One of the major obstacles for Treg-based therapy is the lack of reliable models to test the therapeutic effects of human Tregs in vivo. More recently, the in vivo function of the ex vivo–induced human CD4+ Tregs has been evaluated in immunodeficient mice (24, 25). However, the relevance of the results to human disease remains unclear because the immunodeficient mice do not contain a stable human immune system before the adoptive transfer of human Tregs. Here, by adoptive transfer of allogeneic hPBMCs into humanized mice with a stable reconstitution of human immune system (26), we establish a human allogeneic acute GVHD model in humanized mice. Similar to humans (28, 29), the acute GVHD is mediated mainly by donor CD3+ T cells and characterized by disease appearance (hunching, activity, ruffling, and diarrhea), recruitment of alloreactive cells in target organs, and dysregulation of proinflammatory chemokines and cytokines.

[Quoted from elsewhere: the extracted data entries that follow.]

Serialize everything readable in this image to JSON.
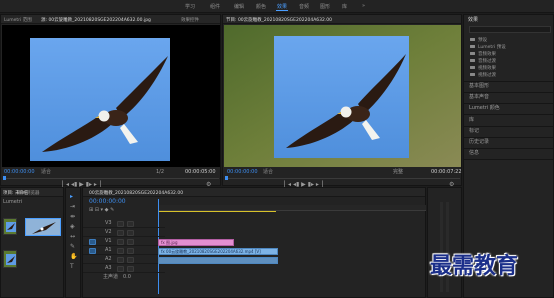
{
  "topbar": {
    "workspaces": [
      "学习",
      "组件",
      "编辑",
      "颜色",
      "效果",
      "音频",
      "图形",
      "库"
    ],
    "active_workspace": "效果"
  },
  "source_panel": {
    "tab_label": "Lumetri 范围",
    "title": "源: 00云旋雕教_20210820SGE202204A632.00.jpg",
    "effect_controls_label": "效果控件",
    "timecode": "00:00:00:00",
    "fit_label": "适合",
    "duration": "00:00:05:00",
    "fraction": "1/2"
  },
  "program_panel": {
    "title": "节目: 00云旋雕教_20210820SGE202204A632.00",
    "timecode": "00:00:00:00",
    "fit_label": "适合",
    "fraction": "完整",
    "duration": "00:00:07:22"
  },
  "project_panel": {
    "tabs": [
      "项目: 未命名",
      "媒体浏览器"
    ],
    "label": "Lumetri"
  },
  "timeline": {
    "title": "00云旋雕教_20210820SGE202204A632.00",
    "timecode": "00:00:00:00",
    "tracks": [
      "V3",
      "V2",
      "V1",
      "A1",
      "A2",
      "A3"
    ],
    "master_label": "主声道",
    "master_value": "0.0",
    "clips": {
      "v2": "fx 图.jpg",
      "v1": "fx 00云旋雕教_20210820SGE202204A632.mp4 [V]",
      "a1": ""
    }
  },
  "effects_panel": {
    "title": "效果",
    "items": [
      "预设",
      "Lumetri 预设",
      "音频效果",
      "音频过渡",
      "视频效果",
      "视频过渡"
    ],
    "sections": [
      "基本图形",
      "基本声音",
      "Lumetri 颜色",
      "库",
      "标记",
      "历史记录",
      "信息"
    ]
  },
  "watermark": "最需教育",
  "colors": {
    "accent": "#4a9eff",
    "timecode": "#3d8ef0"
  }
}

Using mouse-educated human CD3+ T cells, we further demonstrated that the acute GVHD is mediated mainly by human allogeneic responses but not by xenogeneic response. The human allogeneic GVHD model established here may provide a more relevant approach for studies of human immunopathogenesis and therapeutics for GVHD after BMT.

Different from other antigen-specific CD8+ Tregs, which are difficult to be expanded (1419), human CD8hi Tregs induced ex vivo by allogeneic hCD40-B cells have highly secondary proliferative capacity and, therefore, they are easy to be expanded in large scale (23). It is unnecessary to add any exogenous cytokines for inducing and expanding CD8hi Tregs because hCD40-B cells can secrete substantial amounts of IL-2 (20). This lack of requirement for exogenous cytokines could significantly reduce the cost for the generation of human CD8hi Tregs. In addition, these CD8hi Tregs not only express high levels of Foxp3 and CTLA-4 but also have higher levels of CD8 and CD25 expression on their surface compared to their precursors, thus making it easy to purify them from coculture.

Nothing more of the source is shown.